O inconveniente é que as pessoas podem sentir-se um bocado “desprotegidas” pelo facto de não verem a figura docente. Isto pode criar uma sensação de frialdade, parece que se não vemos as pessoas, as pessoas não estão. Mas estamos, estamos para os estudantes sempre que o necessitarem. Tentamos compensar a distância com um acompanhamento exaustivo e com a maior comunicação possível.

Que recomendação queres fazer a quem puder ler esta entrevista e vaia iniciar o teu curso?

Que não tenham medo dos cursos online, isto é muito mais simples (e humano) do que parece. Aliás, há uma equipa docente que vai ajudar em qualquer dúvida ou problema técnico.

Pensas que a turma fica satisfeita quando o curso finalizar? Achas mesmo que aprenderam e lhes mereceu a pena?

Pronto, esta pergunta tinha que ser respondida pela turma mesmo. Pela minha parte posso dizer que as críticas que recebemos são sempre maravilhosas (sim, sou uma professora babada). O pessoal manda e-mails quando o curso acaba para dizer que gostou muito, que esperava que o curso fosse como outros que já tinha feito e que está gratamente surpreso ao ver que é algo dinâmico, interativo e divertido.

Gosto de ver como depois escrevem no Twitter ou no Facebook em português, como mudam o seu centro de referência. Gosto de pensar que nós contribuímos um bocadinho para que isso tivesse acontecido.
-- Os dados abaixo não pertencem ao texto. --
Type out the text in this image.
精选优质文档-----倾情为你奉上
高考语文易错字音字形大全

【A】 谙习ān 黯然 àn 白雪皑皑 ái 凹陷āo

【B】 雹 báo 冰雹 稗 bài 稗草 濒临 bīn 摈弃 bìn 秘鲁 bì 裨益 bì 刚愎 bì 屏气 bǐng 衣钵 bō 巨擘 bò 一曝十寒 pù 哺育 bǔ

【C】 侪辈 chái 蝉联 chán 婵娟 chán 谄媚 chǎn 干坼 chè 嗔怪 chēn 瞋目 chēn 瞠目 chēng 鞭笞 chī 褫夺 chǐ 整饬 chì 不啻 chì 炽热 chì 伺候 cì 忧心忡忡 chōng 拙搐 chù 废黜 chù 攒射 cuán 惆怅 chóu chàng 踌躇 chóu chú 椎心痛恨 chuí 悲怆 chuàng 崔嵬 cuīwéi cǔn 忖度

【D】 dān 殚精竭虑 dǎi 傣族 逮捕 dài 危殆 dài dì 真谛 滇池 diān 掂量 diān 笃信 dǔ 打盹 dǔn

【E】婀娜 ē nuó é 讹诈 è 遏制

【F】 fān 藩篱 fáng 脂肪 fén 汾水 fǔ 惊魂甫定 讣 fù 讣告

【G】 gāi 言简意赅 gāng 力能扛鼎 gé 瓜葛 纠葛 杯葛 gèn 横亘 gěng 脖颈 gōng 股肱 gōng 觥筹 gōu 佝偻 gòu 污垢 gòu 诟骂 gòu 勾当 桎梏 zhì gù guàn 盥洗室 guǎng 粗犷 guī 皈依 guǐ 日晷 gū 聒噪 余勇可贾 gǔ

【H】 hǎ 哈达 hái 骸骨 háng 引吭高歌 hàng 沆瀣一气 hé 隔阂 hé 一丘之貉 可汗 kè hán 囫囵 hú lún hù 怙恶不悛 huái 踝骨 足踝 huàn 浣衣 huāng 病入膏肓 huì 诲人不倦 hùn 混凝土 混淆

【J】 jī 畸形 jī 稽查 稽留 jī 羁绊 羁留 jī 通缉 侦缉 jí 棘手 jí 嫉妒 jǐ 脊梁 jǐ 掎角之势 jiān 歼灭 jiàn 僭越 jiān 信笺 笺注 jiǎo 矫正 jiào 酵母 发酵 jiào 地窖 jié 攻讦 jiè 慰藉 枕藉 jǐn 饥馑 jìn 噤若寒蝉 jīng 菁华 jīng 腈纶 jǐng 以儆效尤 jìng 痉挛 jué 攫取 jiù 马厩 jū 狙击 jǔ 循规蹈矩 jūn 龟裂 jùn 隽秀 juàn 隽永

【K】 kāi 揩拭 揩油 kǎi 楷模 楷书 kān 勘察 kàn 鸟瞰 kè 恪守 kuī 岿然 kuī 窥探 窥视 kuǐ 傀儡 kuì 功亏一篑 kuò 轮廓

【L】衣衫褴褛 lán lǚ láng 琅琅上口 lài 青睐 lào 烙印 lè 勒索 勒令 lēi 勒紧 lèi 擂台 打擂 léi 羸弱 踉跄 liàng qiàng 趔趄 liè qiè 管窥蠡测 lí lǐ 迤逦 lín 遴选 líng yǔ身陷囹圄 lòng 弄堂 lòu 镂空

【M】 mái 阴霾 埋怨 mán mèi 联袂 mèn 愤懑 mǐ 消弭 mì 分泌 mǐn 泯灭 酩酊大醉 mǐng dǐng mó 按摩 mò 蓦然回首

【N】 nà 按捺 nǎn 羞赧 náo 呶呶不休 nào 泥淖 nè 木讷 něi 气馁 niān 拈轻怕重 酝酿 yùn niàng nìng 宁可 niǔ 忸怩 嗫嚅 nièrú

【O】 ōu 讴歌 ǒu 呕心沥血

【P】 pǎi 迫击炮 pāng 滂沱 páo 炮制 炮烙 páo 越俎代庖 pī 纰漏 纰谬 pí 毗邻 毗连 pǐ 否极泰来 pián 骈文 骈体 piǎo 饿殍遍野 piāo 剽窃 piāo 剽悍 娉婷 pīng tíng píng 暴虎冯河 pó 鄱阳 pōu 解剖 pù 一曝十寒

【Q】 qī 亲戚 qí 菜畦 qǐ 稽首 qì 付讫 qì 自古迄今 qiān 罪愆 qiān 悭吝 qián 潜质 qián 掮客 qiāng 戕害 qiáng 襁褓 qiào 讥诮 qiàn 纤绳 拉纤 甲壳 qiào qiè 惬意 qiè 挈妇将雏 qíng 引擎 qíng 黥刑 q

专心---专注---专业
Algumas das pessoas enviaram o seu CV para mim, para eu fazer uma última revisão ortográfica porque querem candidatar-se a bolsas, estão na fase de seleção de uma vaga de emprego… Outras enviam um e-mail a dizer que foram aos testes de B1 e que conseguiram passá-los… Isso significa que acharam que o curso foi útil.

Há alguma questão que tu tenhas advertido e queiras comentar?

Ao acompanhar cada edição fui capaz de ver uma evolução muito positiva, que quero partilhar convosco.

Há pessoas que sabem tanto que receiam que possam misturar variantes. Dizem “e se faço um misto de coisas do Brasil, da Galiza e de Portugal?” e eu fico impressionada com esse medo. O ensino do português já chegou a esse nível: as pessoas não temem não saber, temem saber demais. É fantástico.